Il Parco Nazionale Serengeti in Tanzania, con i suoi oltre 14km² di estensione, copre una vasta distesa di territorio in Africa orientale, al confine con il Kenya, ed essendo una delle aree naturali protette più importanti è ben noto tra gli appassionati di ecoturismo e birdwatching, soprattutto per la migrazione annuale degli gnu che è uno spettacolo davvero impressionante.

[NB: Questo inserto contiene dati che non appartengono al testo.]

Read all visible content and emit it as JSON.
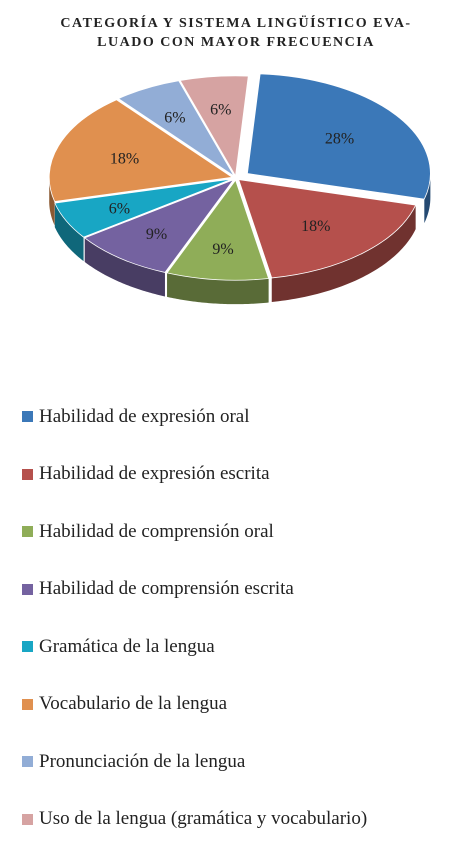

Parco Serengeti in Tanzania

Il parco è stato creato per proteggere i cinque grandi animali storicamente perseguitati dai cacciatori, in serio pericolo, ricercati per le loro pelli e per l’avorio: leoni, rinoceronti, leopardi, elefanti e bufali africani. Ma non sono gli unici animali abitanti del parco: ci sono anche zebre, iene, ghepardi, uccelli rapaci e molti altri animali che appartengono all’ecosistema del Serengeti, composto anche dalla riserva naturale di Ngorongoro. Nelle vicinanze, sempre nella pianura di Serengeti, si trova anche l’importante sito archeologico della Gola di Olduvai, uno dei più importanti presenti in Africa, i cui ritrovamenti hanno avuto un ruolo notevole nella comprensione dello sviluppo e delle origini della specie umana.

Dal 1981 il Parco Nazionale di Serengeti è incluso nella lista dei Patrimoni dell’Umanità UNESCO e rappresenta una della principali attrazioni turistiche della Tanzania, con i suoi paesaggi e la fauna selvaggia africana capaci di commuoverci per la grandezza della natura. Nella parte occidentale il parco è attraversato dal fiume Grumeti; quello è il luogo in cui i visitatori possono osservare la migrazione degli gnu, delle gazzelle e delle zebre, che avviene in aprile, maggio e giugno dalle montagne settentrionali ed orientali, mentre in ottobre e novembre dalle pianure meridionali.